Air conditioning "revolution" hits a milestone

(CBS News)  Exactly 110 years ago today,  a five-story brick factory in Brooklyn, N.Y.,  became the world's first air conditioned building.

Historian Eric Schultz says it was "the start of a revolution." According to Schultz, engineer Willis Carrier struck upon the idea of a central air cooling system to help improve production at an on site publishing company.

"The paper was curling at the edges," Schultz said. "It wasn't going into the feeder properly. Sometimes they had to shut down machines for a couple of days."

The Brooklyn building sat above a natural spring. Carrier's system of blowing air over the cold water piped into the basement of the printing press became a basic building block of modern air conditioning.

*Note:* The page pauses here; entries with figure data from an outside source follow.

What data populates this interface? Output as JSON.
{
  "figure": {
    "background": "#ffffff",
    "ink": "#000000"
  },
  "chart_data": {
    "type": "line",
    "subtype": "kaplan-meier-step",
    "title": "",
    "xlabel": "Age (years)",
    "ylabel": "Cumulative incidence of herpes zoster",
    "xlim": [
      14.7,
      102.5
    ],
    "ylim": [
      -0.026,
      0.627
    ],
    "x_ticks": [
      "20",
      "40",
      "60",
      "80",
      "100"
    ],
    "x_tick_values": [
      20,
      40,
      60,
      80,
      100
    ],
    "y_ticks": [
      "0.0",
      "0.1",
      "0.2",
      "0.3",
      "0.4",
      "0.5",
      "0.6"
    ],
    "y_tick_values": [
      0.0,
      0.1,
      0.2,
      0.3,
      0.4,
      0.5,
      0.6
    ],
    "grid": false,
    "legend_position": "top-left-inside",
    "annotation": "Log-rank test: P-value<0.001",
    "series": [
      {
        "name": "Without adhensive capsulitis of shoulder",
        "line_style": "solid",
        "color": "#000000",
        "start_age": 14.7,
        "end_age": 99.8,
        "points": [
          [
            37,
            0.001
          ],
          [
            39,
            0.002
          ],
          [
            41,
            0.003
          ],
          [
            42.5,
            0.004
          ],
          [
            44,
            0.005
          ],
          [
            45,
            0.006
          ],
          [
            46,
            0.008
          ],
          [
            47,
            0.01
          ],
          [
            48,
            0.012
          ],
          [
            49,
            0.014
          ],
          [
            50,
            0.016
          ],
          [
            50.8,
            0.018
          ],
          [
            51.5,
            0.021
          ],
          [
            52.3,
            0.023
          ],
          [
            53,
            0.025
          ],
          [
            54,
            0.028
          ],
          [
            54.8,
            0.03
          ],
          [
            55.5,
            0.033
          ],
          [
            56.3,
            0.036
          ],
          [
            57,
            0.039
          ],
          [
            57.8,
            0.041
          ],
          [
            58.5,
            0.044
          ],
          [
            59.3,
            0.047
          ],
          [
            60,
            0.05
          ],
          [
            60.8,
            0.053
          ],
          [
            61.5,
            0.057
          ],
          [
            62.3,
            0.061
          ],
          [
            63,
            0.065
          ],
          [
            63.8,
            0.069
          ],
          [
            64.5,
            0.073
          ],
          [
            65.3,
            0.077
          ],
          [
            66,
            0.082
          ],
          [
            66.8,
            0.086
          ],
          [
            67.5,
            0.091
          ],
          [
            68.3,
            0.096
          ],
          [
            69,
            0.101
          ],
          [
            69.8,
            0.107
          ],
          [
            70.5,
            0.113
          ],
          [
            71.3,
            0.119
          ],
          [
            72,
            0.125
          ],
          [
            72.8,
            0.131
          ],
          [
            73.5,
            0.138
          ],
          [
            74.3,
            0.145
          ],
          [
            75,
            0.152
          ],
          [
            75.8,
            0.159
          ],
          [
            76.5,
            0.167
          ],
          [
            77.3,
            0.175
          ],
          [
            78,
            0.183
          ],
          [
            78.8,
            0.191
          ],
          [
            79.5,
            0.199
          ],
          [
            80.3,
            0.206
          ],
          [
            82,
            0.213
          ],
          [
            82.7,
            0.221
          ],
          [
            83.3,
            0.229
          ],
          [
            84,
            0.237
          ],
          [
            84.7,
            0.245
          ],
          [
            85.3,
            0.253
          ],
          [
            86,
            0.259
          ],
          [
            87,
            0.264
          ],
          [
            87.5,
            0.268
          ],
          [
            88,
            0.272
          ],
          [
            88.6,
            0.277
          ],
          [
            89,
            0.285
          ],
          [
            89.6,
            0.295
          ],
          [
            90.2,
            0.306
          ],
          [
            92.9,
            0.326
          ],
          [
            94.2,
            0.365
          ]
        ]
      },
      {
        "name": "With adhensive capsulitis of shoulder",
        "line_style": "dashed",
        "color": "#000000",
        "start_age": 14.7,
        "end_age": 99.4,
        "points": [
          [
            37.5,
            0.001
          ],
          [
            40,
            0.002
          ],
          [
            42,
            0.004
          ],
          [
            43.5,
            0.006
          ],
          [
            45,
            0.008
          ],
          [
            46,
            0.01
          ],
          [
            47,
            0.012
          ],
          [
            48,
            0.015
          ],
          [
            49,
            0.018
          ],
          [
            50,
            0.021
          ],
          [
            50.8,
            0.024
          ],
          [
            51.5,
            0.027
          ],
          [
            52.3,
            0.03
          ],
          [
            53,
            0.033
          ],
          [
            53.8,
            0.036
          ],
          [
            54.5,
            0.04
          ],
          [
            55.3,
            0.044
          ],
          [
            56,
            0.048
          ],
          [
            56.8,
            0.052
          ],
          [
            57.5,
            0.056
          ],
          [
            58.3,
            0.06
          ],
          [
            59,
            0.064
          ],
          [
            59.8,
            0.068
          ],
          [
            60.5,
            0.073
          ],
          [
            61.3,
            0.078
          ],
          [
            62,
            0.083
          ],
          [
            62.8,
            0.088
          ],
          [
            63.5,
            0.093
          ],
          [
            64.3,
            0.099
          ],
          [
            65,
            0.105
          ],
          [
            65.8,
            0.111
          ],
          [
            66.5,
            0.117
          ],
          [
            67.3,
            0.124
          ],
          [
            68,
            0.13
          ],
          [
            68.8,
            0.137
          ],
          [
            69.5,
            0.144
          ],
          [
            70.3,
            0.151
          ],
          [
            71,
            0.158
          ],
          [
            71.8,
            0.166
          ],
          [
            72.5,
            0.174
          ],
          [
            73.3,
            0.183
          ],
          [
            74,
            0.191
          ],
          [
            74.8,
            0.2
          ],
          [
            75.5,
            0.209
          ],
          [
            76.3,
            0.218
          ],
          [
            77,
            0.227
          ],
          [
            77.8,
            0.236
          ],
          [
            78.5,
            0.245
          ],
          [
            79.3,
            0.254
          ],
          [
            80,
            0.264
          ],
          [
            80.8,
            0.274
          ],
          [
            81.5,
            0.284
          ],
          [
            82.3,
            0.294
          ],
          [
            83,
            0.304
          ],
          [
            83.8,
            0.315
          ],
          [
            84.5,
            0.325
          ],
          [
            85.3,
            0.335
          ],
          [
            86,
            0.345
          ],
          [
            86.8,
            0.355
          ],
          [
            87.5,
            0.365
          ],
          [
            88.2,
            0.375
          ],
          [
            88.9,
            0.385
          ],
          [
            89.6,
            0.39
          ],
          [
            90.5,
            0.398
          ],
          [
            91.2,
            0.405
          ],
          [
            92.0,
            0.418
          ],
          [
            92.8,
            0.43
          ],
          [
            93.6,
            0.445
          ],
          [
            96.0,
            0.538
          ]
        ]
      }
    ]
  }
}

Twenty years later and at a cost of $100,000, Carrier brought his weather-maker to the movie house. Schultz said modern air conditioning was launched in 1925 in the Rivoli Theatre on Broadway. It was, he said, "a sensation."

From skyscrapers in Manhattan, to four-family homes in suburbs like Levittown, Long Island - a whole new world of cool opened up as residential air conditioning hit the mainstream. In 1955 one in every 22 American homes had air conditioning. By 1960 that number had jumped to one in five.

The National Academy of Engineering named air conditioning among the Top 10 inventions of the 20th century. 

But what happens when we can't keep our cool? In June, record-breaking temperatures contributed to the hottest twelve-month period our nation has experienced since 1895. With well over 100 million air conditioned households tapping into the grid in the U.S. alone, experts warn that our addiction to cool and the short term comfort it provides may not always be sustainable. This was the case in 2003, when the entire Northeast went dark.

"People who considered it a luxury, now consider it a necessity," Schultz said.